In E-Mobility Fleets, Analytics Starts With Usable Data
Electric fleets are now a meaningful share of urban transit electrification plans, with maritime electrification advancing in parallel. Lower operating costs, reduced emissions, and improved rider or operator experience all support the case. The economic equation, however, depends on something less visible than the vehicle or vessel itself: the battery, and the data it produces over the asset’s working life.
That data has a long path to travel before it can be analyzed. It leaves the asset over the air, lands at a telematics provider, and then moves into an operator’s fleet management or analytics environment. Each hop introduces variability in what arrives, how complete it is, and how often.
Layered on top of that physical trajectory is a commercial one. Some OEMs share full battery data with their customers. Some share partial data. And some share none at all. Two operators running the same vehicle from the same manufacturer can sit under very different data agreements, and the analytics that are possible for one may not be possible for the other.
The result is that any battery analytics program serving an e-mobility fleet has to start with data and not the algorithm first. Output quality is bounded by input quality, and input quality in fleets is bounded by what the OEM, the telematics layer, and the data agreement allow.
1. The Three Paths to Battery Data in an E-Mobility Fleet
Battery data can reach an analytics environment along three common paths. Each trades completeness, latency, and operator control differently. The descriptions below are framed in road-transit terms, where the standards are most mature; maritime and rail e-mobility operate under their own protocol families.
Path 1: OEM-Embedded Telematics
The vehicle manufacturer collects sensor data, including battery data, to a central manufacturer portal. The operator retrieves what is exposed through an API or similar interface. The OEM’s data agreement determines scope and access.
Path 2: Third-Party Telematics
An aftermarket telematics module taps the vehicle’s interfaces (typically the Controller Area Network bus on road vehicles) and routes data to a sorting backend that makes it available to the operator. Signal coverage depends on what the asset exposes on its interfaces and how the module is configured.
Path 3: Direct Retrieval Through a Fleet-Side On-Board Unit
The fleet operator’s own on-board unit, integrated with its Intermodal Transport Control System (ITCS) or equivalent platform, pulls battery data directly from the vehicle interfaces and forwards it to the operator’s server. The operator controls the data path end to end, at the cost of carrying more of the integration work themselves.
Across all three paths, prefer open standards over proprietary integrations. They keep the analytics ecosystem competitive and reduce the cost of switching. In road transit, the Telediagnostic for Intelligent Garage in Real-time (TiGR) protocol, supported by the ITxPT association, is one such standard. Operators specifying new procurements can reasonably ask OEMs to support whichever framework applies to their domain.

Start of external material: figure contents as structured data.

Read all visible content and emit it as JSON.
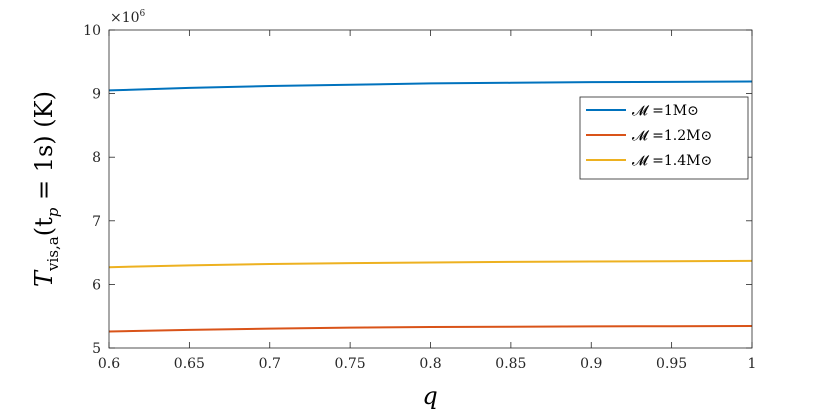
{
  "chart_data": {
    "type": "line",
    "xlabel": "q",
    "ylabel": "T",
    "ylabel_sub": "vis,a",
    "ylabel_rest": "(t",
    "ylabel_rest_sub": "p",
    "ylabel_tail": " = 1s) (K)",
    "xlim": [
      0.6,
      1.0
    ],
    "ylim": [
      5,
      10
    ],
    "y_multiplier": "×10",
    "y_multiplier_exp": "6",
    "x_ticks": [
      "0.6",
      "0.65",
      "0.7",
      "0.75",
      "0.8",
      "0.85",
      "0.9",
      "0.95",
      "1"
    ],
    "y_ticks": [
      "5",
      "6",
      "7",
      "8",
      "9",
      "10"
    ],
    "grid": false,
    "legend_position": "top-right",
    "x": [
      0.6,
      0.65,
      0.7,
      0.75,
      0.8,
      0.85,
      0.9,
      0.95,
      1.0
    ],
    "series": [
      {
        "name": "𝓜 =1M⊙",
        "color": "#0072BD",
        "values": [
          9.05,
          9.09,
          9.12,
          9.14,
          9.16,
          9.17,
          9.18,
          9.185,
          9.19
        ]
      },
      {
        "name": "𝓜 =1.2M⊙",
        "color": "#D95319",
        "values": [
          5.26,
          5.285,
          5.305,
          5.32,
          5.33,
          5.335,
          5.34,
          5.343,
          5.345
        ]
      },
      {
        "name": "𝓜 =1.4M⊙",
        "color": "#EDB120",
        "values": [
          6.27,
          6.3,
          6.32,
          6.335,
          6.345,
          6.355,
          6.36,
          6.365,
          6.37
        ]
      }
    ]
  }
}
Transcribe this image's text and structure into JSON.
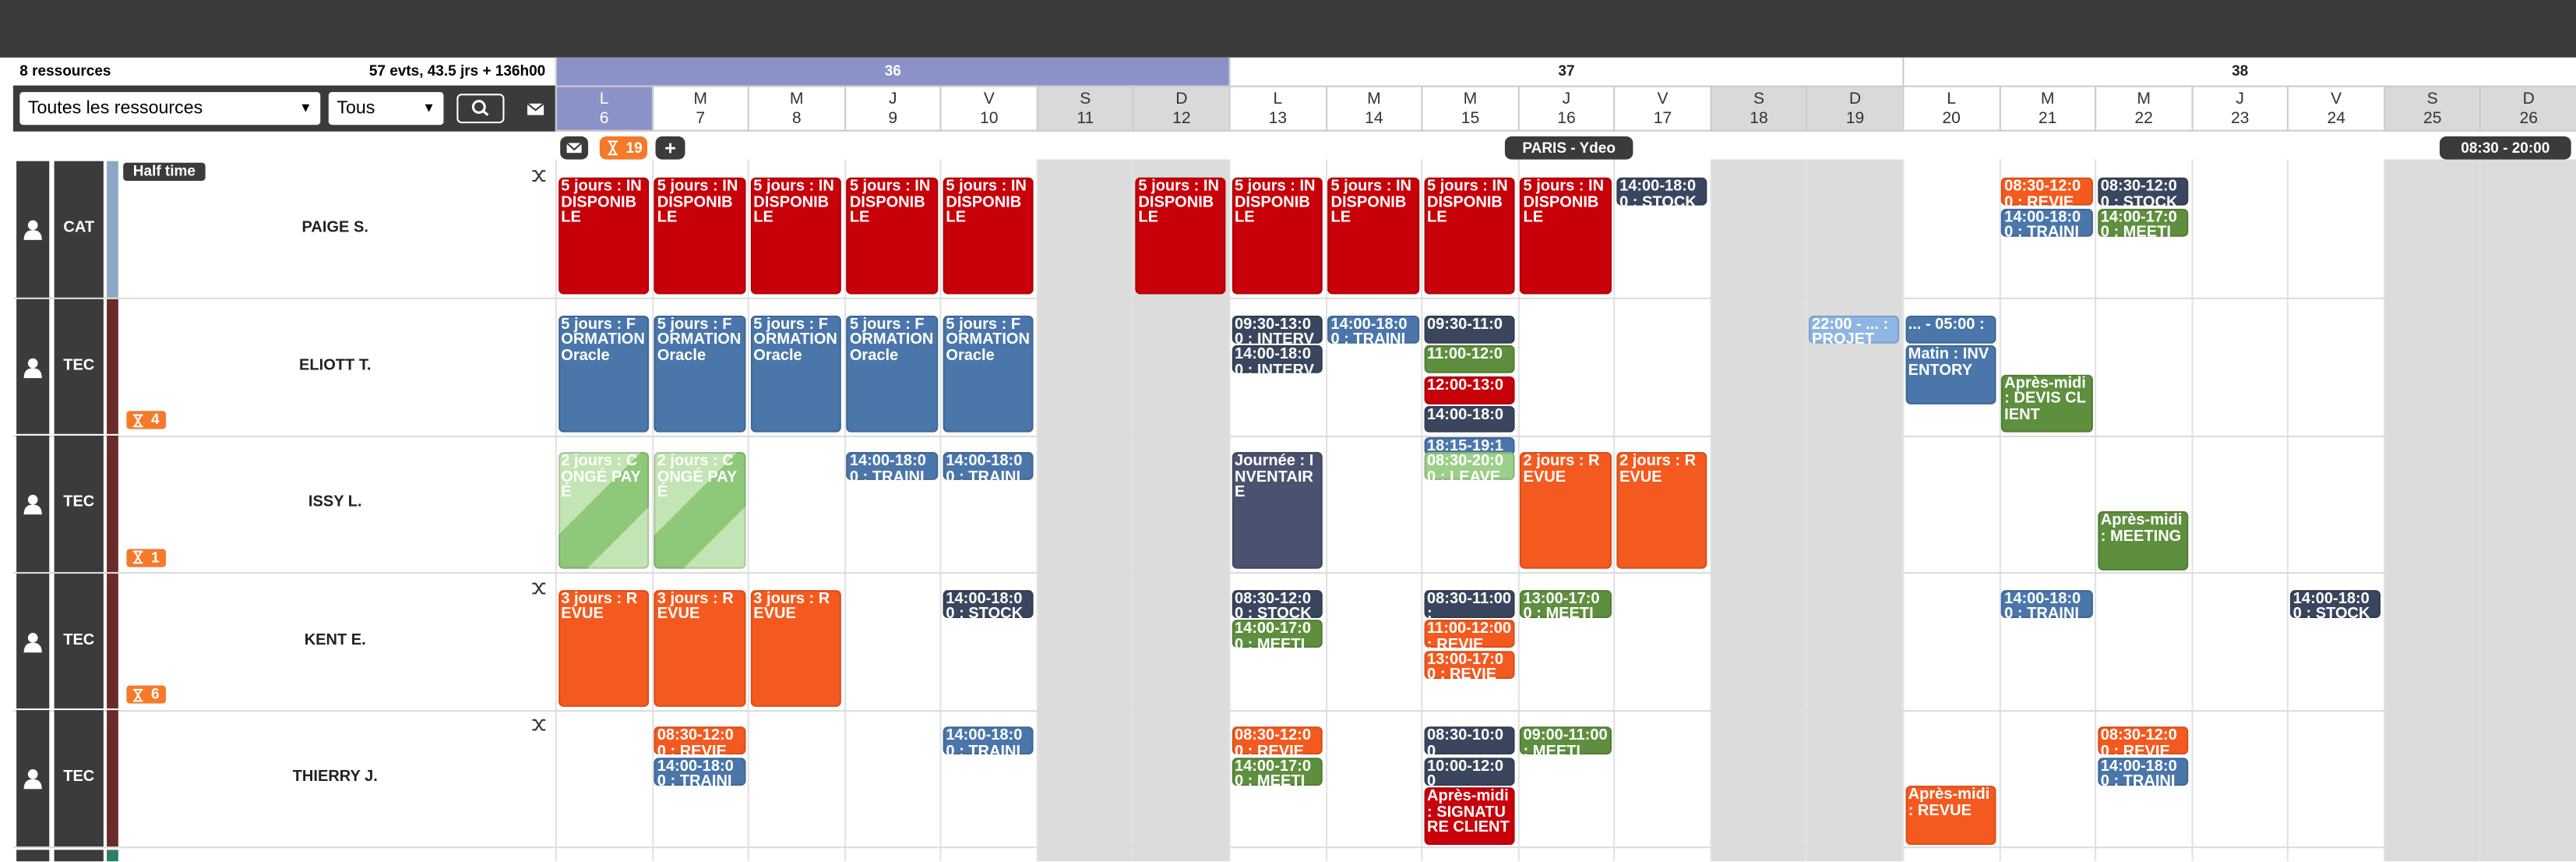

2. Specifying What Data the Analytics Actually Need
Underspecified data requirements drive back-and-forth with the OEM or telematics provider that can stretch over months, and incomplete payloads quietly degrade analytics output. The load-bearing parameters for battery analytics are:
Pack-level current (I), voltage (U), and temperature (T), including minimum and maximum pack temperature, time-synchronized at a granularity appropriate to the discharge and charge profiles of the duty cycle. The min/max temperature readings expose thermal dispersion and the early signatures of cooling or sensor issues.
Cell-level minimum and maximum voltages, which expose dispersion across the pack and allow detection of imbalance-related anomalies that pack-level voltage hides.
State-of-Charge (SoC) as reported by the Battery Management System (BMS), with timestamps of any BMS recalibrations where available.
With these parameters, advanced analytics can detect early-stage deviations such as cell imbalance while the condition remains potentially reversible. Without them, the analytics layer is reduced to confirming what the BMS already shows on the dashboard.
3. Data Cleansing and Processing: From Raw Telemetry to a Usable Dataset
Even when the feed is complete and the parameters are correct, the data is not yet ready for analysis. Three challenges sit between raw telemetry and insight: volume (a large time series from each asset, multiplied across the fleet), BMS measurement reliability (sensor errors that algorithms must not mistake for battery issues), and communication gaps (dropped packets, out-of-coverage assets, telematics provider outages).